Pero, ¿qué ocurrió con el pueblo elegido, el real sacerdocio, que fue después el encargado de producir los frutos de los infinitos recursos de la Omnipotencia? Y, más particularmente, ¿en qué situación nos encontramos nosotros con respecto a la acusación hecha en Sal. 78:41 contra el pueblo elegido de la antigua dispensación?

SE NECESITA UNA FE ILIMITADA

La majestad y grandeza de Dios, incomprensible en su plenitud, está sin embargo revelada en parte en muchos pasajes sublimes e inspirados de la Escritura que juntos constituyen un poderoso desafío para todos los que profesan ser seguidores de la fe cristiana, porque Dios dice en Isa. 43:12: “Vosotros sois mis testigos… que yo soy Dios”.

La realización de este acto de testimonio exige una fe ilimitada, una fe que va más allá del alcance de la realización y la sabiduría personales, que no está restringida por el deseo natural y las limitaciones de la ley natural. Tampoco se satisface con la mera celebración de una religión formal o la observancia exterior de un código de ley.

Exige una fe y una devoción que no están regidas por el impulso, la comodidad o la conveniencia, ni que puedan ser restringidas o intimidadas por la autoridad secular o el poder militar. No depende de la seguridad económica o de una astuta administración, y no puede tasarse en términos de magníficos edificios y de una eficiente organización.

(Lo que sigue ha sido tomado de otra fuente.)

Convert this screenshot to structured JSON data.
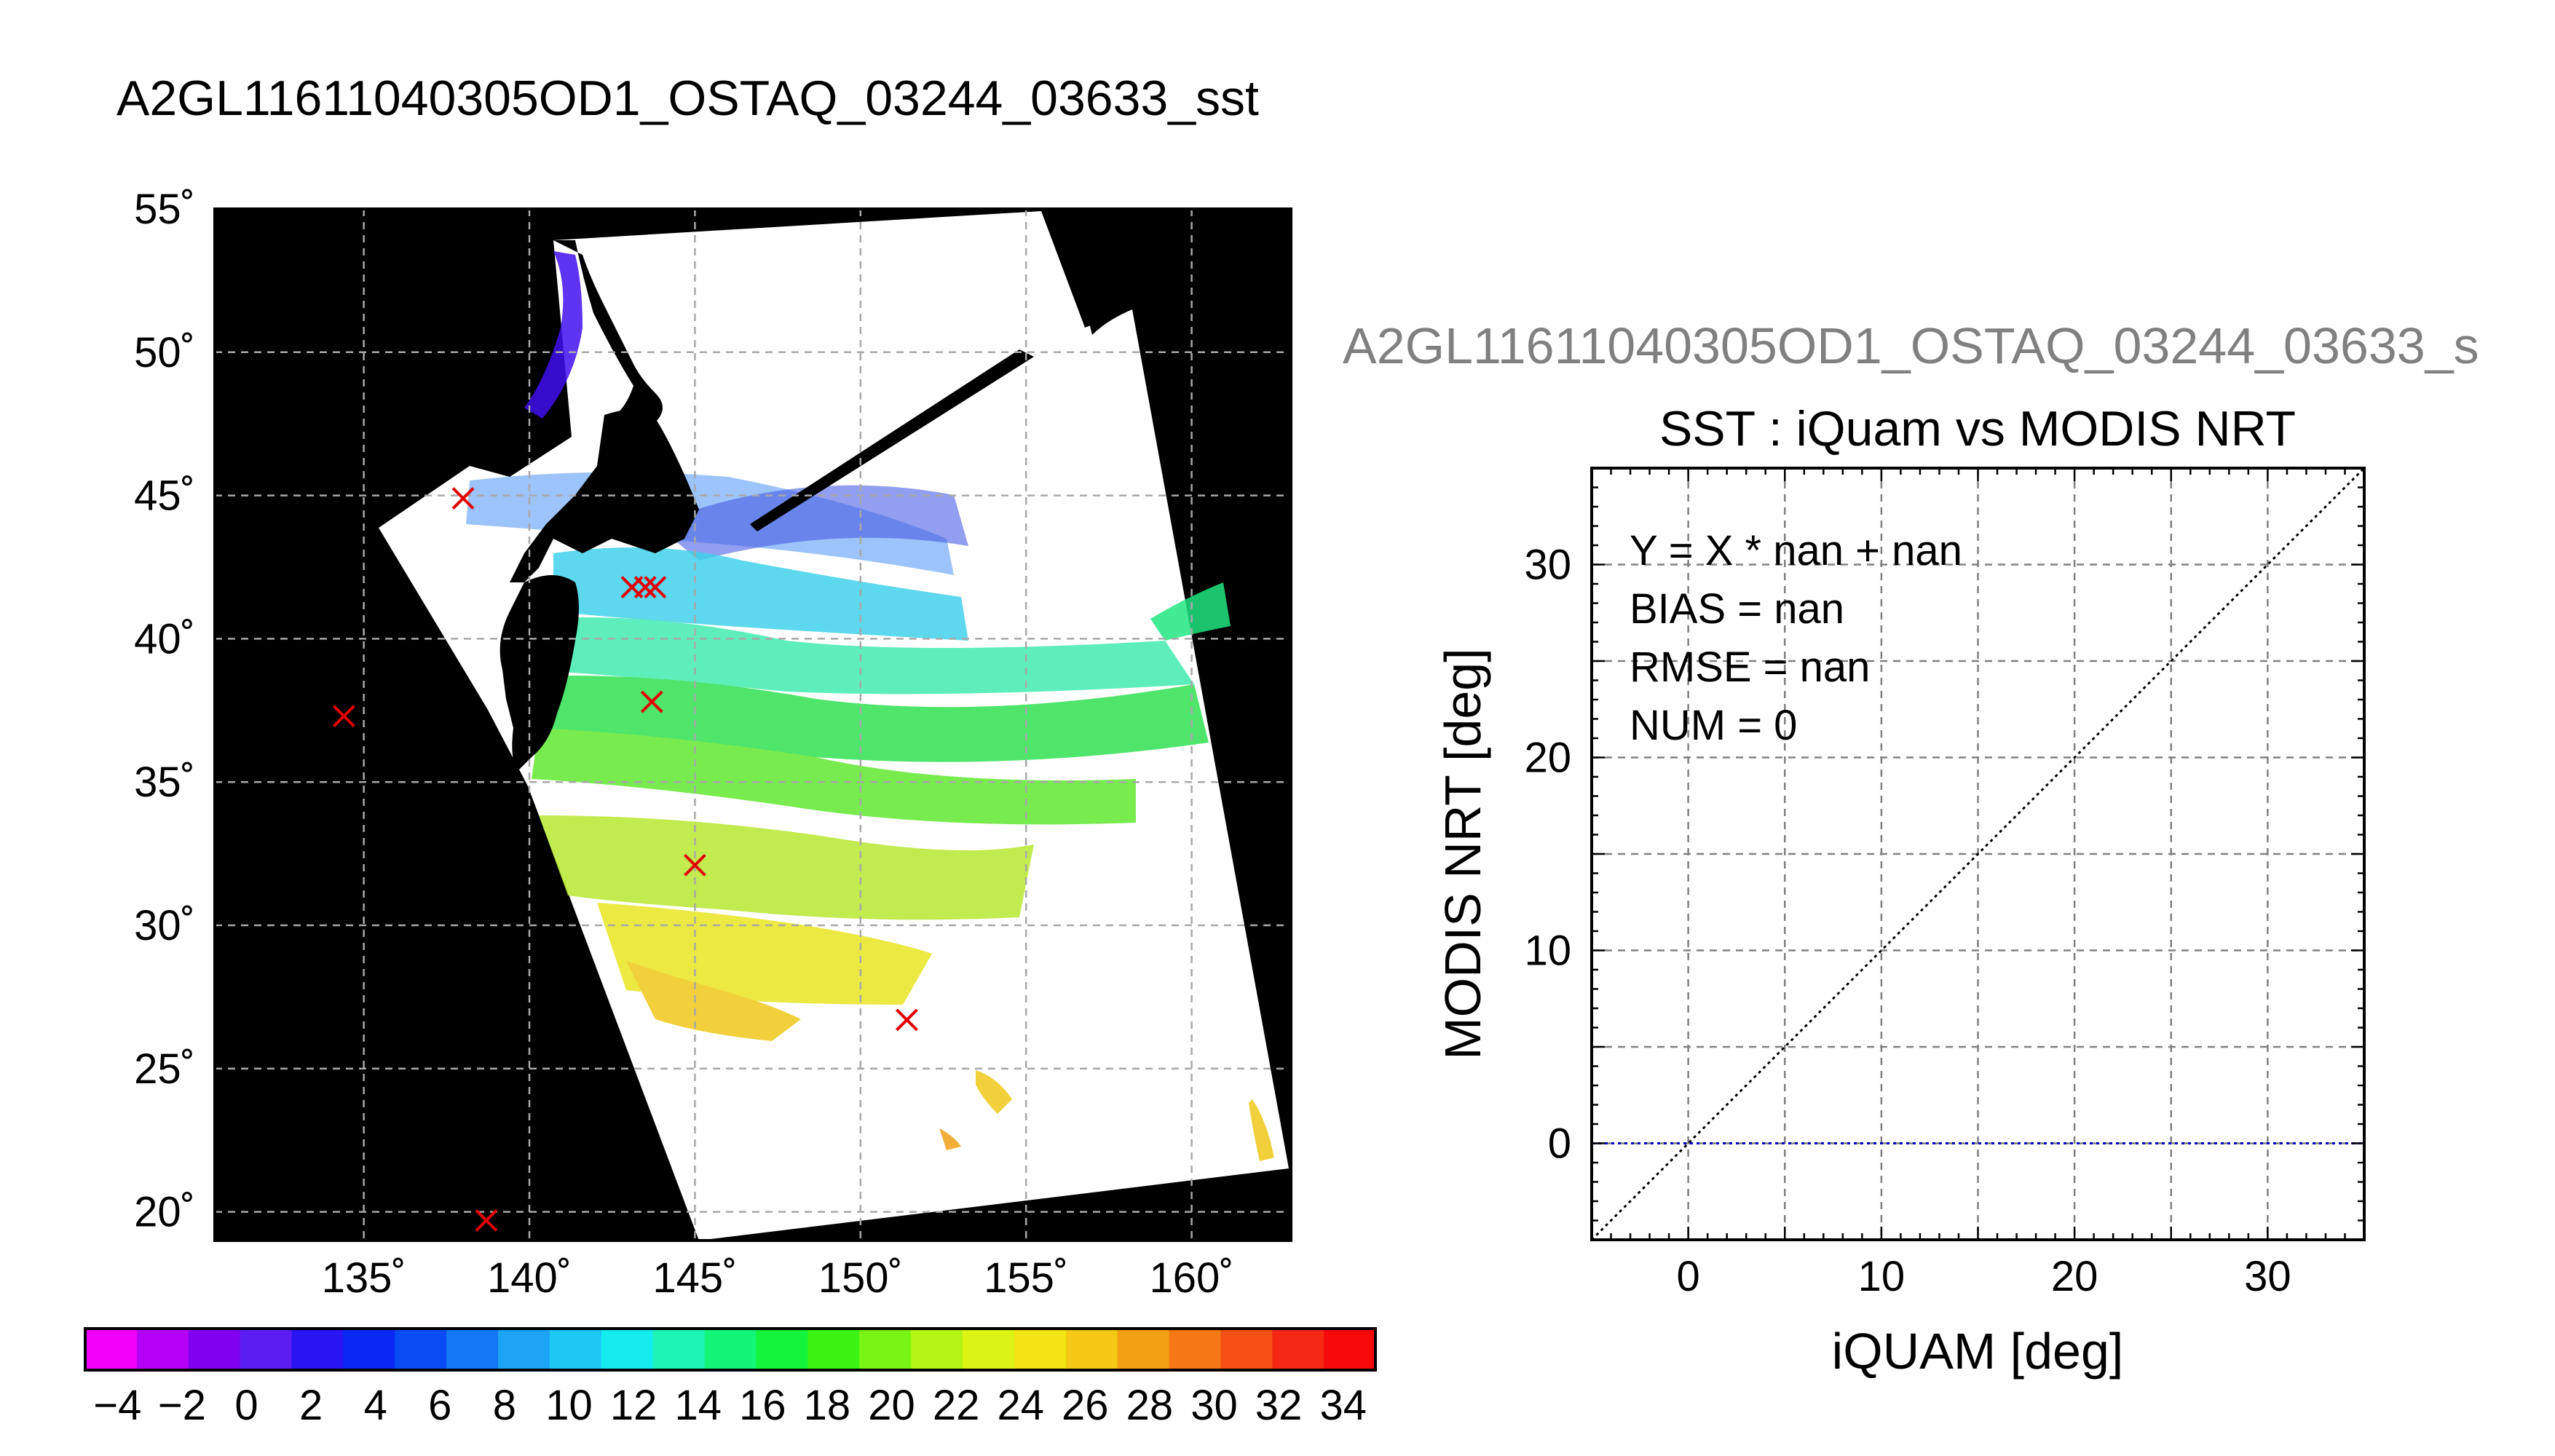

Es una fe vital, viviente, que transforma a un ordinario vaso de barro (2 Cor. 4:7) en el depositario del fabuloso tesoro del reino eterno, y despliega este tesoro de tal forma que la excelencia del poder del Infinito llega a ser maravillosa y deseable para el viajero, y hace que los pecadores exclamen en sinceridad y humildad: “¿Qué debo hacer para ser salvo?”

Si tan sólo pudiéramos en nuestra era esclarecida poner a un lado las herramientas imperfectas de nuestra invención con las cuales hemos marcado las limitaciones del Santo de Israel y le permitiéramos demostrar a través de nosotros el alcance ilimitado de su poder, la obra sería terminada en una llamarada de gloria y pronto estaríamos en el hogar, en el reino preparado desde la fundación del mundo para los que aman a su Dios.

Sobre el autor: Obrero laico de Brisbane, Australia.